Why mammograms are important
When women receive regular mammograms, breast cancer can often be detected before the woman has any symptoms of the disease or before a lump can be felt.
Again, early detection of breast cancer is crucial.
“It’s not just the survival rate that is different [with early-stage cancer]but the journey a woman has to go through is also much easier, ”says Bram. She notes that in the early stages of breast cancer, surgery and chemotherapy it may be less extensive than if the cancer was discovered later.
How about exposure to mammography radiation?
One of the concerns some women have about mammograms is their exposure radiation. But mammograms use a very small dose of radiation.
“In radiology, we take radiation safety very seriously. In terms of mammography, the dose of radiation we use is incredibly low and very strictly regulated, “says Grimm. “The risk of radiation is so small, and the benefits of detecting breast cancer far outweigh the risks.”

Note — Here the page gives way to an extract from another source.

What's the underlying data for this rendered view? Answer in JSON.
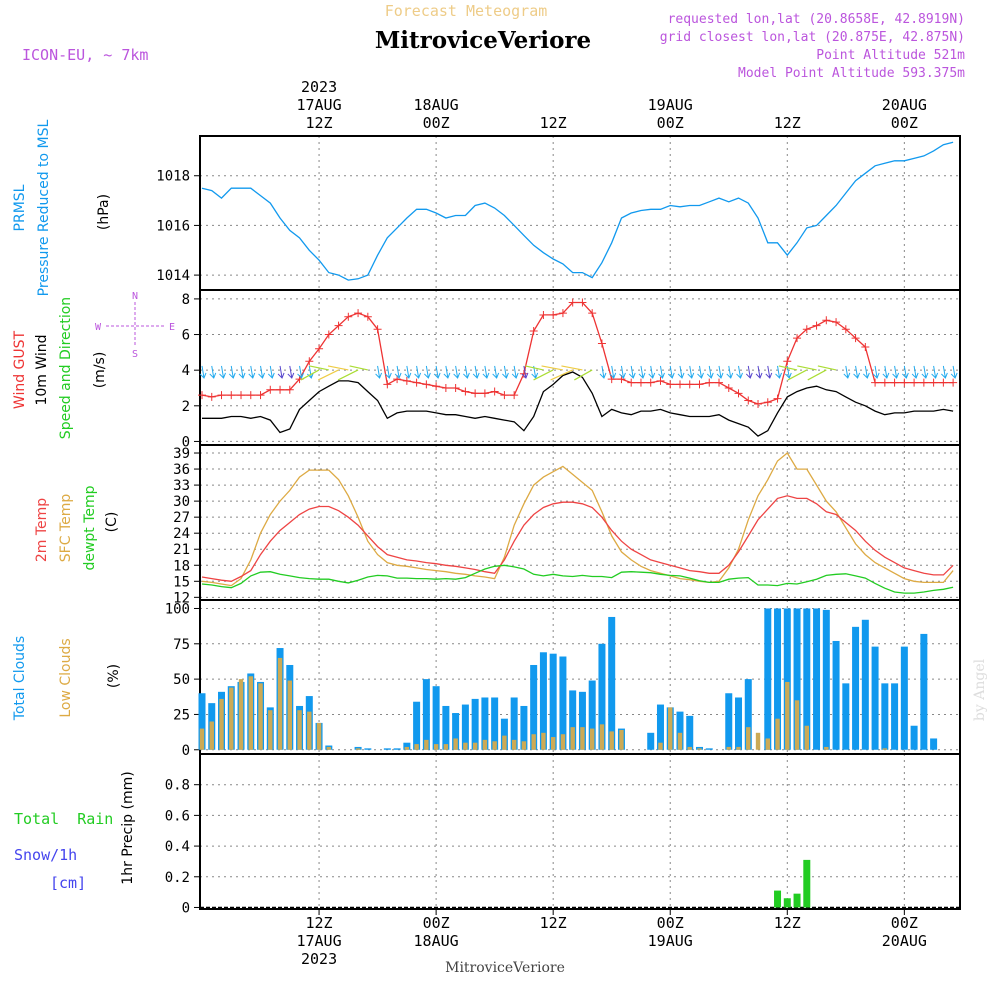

Brem agrees. “Machines need to be scanned every year to make sure it’s below the allowable dose,” she said. “You get more radiation flying to California.”
Overcoming discomfort and fear
Some women postpone mammography because they are worried or uncomfortable waiting for the results.
“Most women don’t like the compression that comes with a mammogram. And I don’t like compression, ”says Bram, referring to the brief pressure applied to the breast to get an X-ray. “But it works.”
She also encourages women to remember that any anxiety they experience from a mammogram is temporary. If you don’t get a mammogram, it doesn’t change whether you have breast cancer or not. This simply worsens your treatment options if found later.
“We know that mammography is a cause for concern, but it’s also life-saving,” Bram said. “We hope that women today are empowered and informed and will stand up for themselves. We believe that every woman should have a mammogram.